PT Aspex Bakal Urus Izin Sampah Domestik Usai Penghentian Sementara oleh Pemkab Bogor
- account_circle Sandi
- calendar_month 3 jam yang lalu
- comment 0 komentar

Manager HR & GA PT Aspex Kumbong, Renaldi. Foto : bogorplus.id
bogorplus.id– PT Aspex Kumbong menyatakan menghormati keputusan Pemerintah Kabupaten (Pemkab) Bogor yang menghentikan sementara pengolahan sampah milik Pemerintah Kota (Pemkot) Tangerang Selatan (Tangsel) di fasilitasnya yang berlokasi di Cileungsi. .
Penghentian ini dilakukan karena belum adanya izin pengelolaan sampah domestik yang dimiliki perusahaan tersebut.
Manager HR & GA PT Aspex Kumbong, Renaldi, mengatakan pihaknya saat ini tengah mengurus perizinan pengolahan sampah domestik ke Kementerian Lingkungan Hidup (KLH).
Ia mengakui, proses perizinan kini menghadapi tantangan berbeda dibandingkan sebelumnya.
“Kalau dulu kita bisa datang langsung. Sekarang kan sistemnya online, kadang-kadang masalah online ini suka timbul. Kita sudah upload, tiba-tiba di kemudian hari berubah, jadi harus upload lagi,” kata Renaldi saat ditemui di Cileungsi, Senin (12/1/2026).
Renaldi menjelaskan, PT Aspex Kumbong telah mengantongi izin pengelolaan limbah B3 dan menjalankan seluruh kewajiban pelaporan sesuai arahan KLH.
Namun, untuk pengolahan sampah domestik, pihaknya masih menyesuaikan proses perizinan yang diminta pemerintah pusat.
“Setiap perizinan harus kita laporkan. Kita konsultasi ke lingkungan hidup, kewajiban apa yang harus dipenuhi, sudah sesuai atau belum.

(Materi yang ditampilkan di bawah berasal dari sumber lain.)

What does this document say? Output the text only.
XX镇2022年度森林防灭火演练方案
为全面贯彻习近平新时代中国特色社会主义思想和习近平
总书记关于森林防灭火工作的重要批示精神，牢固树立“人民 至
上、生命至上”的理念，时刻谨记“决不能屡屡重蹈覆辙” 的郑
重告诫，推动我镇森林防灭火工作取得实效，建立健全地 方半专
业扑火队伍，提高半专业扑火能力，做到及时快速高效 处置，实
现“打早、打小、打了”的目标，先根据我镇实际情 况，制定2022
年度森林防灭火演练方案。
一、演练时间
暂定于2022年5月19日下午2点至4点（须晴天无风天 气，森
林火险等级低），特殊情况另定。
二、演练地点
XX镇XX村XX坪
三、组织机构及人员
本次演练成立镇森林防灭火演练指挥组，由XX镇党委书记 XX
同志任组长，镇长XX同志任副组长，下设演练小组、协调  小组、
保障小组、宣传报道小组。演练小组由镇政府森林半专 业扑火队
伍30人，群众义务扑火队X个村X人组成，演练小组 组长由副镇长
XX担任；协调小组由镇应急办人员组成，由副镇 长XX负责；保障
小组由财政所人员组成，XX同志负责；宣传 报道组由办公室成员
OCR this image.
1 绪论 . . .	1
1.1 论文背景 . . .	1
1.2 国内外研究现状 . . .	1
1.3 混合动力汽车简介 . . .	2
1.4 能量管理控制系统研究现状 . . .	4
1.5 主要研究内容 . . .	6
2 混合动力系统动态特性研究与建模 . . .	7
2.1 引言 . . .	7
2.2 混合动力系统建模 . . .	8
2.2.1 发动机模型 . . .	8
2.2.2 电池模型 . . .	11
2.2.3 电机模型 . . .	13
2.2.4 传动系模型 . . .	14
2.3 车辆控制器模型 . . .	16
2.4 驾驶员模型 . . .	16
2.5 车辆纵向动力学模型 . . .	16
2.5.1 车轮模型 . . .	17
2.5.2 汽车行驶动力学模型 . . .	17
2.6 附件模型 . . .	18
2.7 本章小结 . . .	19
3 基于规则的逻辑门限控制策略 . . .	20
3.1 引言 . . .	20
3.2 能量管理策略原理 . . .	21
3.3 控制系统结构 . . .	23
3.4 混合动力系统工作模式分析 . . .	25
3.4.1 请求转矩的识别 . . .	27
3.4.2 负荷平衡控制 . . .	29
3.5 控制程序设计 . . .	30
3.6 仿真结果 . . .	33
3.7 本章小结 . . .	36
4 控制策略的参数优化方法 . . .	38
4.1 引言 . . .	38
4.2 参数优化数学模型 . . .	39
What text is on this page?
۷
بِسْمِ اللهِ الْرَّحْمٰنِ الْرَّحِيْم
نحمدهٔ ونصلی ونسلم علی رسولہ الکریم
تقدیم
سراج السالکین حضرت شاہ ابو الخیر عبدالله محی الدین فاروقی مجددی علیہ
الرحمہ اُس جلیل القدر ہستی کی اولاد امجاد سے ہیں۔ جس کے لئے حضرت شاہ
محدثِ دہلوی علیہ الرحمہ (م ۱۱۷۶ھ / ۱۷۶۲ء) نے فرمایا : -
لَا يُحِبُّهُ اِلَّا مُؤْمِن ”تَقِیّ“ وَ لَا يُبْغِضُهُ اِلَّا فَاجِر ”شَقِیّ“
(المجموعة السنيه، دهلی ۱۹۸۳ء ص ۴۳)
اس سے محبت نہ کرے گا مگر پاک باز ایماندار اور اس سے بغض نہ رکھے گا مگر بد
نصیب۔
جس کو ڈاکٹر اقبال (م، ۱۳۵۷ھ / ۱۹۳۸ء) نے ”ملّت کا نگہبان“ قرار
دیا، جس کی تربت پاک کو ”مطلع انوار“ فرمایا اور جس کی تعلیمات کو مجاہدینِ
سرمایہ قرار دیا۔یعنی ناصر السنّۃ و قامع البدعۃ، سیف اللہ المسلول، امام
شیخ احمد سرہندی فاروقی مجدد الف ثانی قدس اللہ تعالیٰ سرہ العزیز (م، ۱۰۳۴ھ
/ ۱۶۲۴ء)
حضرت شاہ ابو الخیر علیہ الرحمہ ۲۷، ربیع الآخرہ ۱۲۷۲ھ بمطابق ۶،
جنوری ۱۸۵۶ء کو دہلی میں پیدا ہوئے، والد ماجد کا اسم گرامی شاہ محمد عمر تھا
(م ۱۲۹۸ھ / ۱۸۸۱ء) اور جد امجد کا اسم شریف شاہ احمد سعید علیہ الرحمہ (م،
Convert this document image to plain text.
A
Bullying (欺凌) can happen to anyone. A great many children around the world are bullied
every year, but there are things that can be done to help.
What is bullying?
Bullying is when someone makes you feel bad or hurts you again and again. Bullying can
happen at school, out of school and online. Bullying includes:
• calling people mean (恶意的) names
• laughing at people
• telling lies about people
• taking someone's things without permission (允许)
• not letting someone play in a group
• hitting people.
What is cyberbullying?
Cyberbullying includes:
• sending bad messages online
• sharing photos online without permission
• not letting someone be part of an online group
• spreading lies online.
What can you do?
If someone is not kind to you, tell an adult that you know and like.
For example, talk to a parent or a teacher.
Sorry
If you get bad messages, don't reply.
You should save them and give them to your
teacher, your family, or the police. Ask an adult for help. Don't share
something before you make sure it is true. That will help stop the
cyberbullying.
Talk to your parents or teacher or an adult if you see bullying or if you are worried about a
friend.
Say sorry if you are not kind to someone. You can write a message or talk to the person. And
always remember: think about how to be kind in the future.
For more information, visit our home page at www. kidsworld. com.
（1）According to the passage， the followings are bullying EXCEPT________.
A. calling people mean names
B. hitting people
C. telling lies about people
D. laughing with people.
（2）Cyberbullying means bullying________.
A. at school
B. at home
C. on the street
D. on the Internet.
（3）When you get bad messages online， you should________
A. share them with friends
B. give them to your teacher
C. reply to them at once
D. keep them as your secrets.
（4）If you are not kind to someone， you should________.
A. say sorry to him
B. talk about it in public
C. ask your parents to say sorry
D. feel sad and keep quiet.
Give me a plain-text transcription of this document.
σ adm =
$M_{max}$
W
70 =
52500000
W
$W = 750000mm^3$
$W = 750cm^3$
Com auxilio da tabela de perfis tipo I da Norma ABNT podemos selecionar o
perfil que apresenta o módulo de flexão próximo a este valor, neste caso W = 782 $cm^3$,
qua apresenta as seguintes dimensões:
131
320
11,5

Kalau belum, kita lengkapi dan sesuaikan,” ujarnya.
Terkait penghentian sementara pengelolaan sampah Tangsel, Renaldi menegaskan perusahaan akan patuh terhadap keputusan Pemkab Bogor.
Ia juga mendorong adanya komunikasi lanjutan antara Pemkab Bogor dan Pemkot Tangsel agar persoalan ini segera menemukan solusi.
“Kami sebagai pelaku usaha yang ada di Kabupaten Bogor tentu menghormati apa yang diminta oleh Kabupaten Bogor,” ucap Renaldi.
Sebelumnya, Pemkab Bogor secara resmi menghentikan sementara proses pembuangan dan pengolahan sampah Tangsel di PT Aspex Kumbong.
Keputusan ini disampaikan langsung oleh Pelaksana Tugas (Plt) Kepala Dinas Lingkungan Hidup Kabupaten Bogor, Teuku Mulya, usai melakukan peninjauan lapangan.
“Melalui peninjauan lapangan dan diskusi tadi, kami nyatakan bahwa proses pembuangan atau pengelolaan sampah dari Kota Tangerang Selatan ke Aspex Kumbong sementara dihentikan,” kata Teuku, Senin sore.
Teuku mengungkapkan, PT Aspex Kumbong hanya memiliki lima izin usaha, yang tidak mencakup izin pengolahan sampah domestik.
Izin yang dimiliki antara lain industri kertas tisu, industri kertas dan papan kertas lainnya, kertas bergelombang, real estate, serta pengelolaan limbah B3 dengan insinerator.
“Dari lima izin tersebut, tidak ditemukan izin pengolahan sampah domestik. Itu yang menjadi dasar penghentian sementara,” tegas Teuku.
Diketahui, sebelum penghentian ini, Pemkot Tangsel setiap hari mengirim sekitar 200 ton sampah ke PT Aspex Kumbong untuk diolah.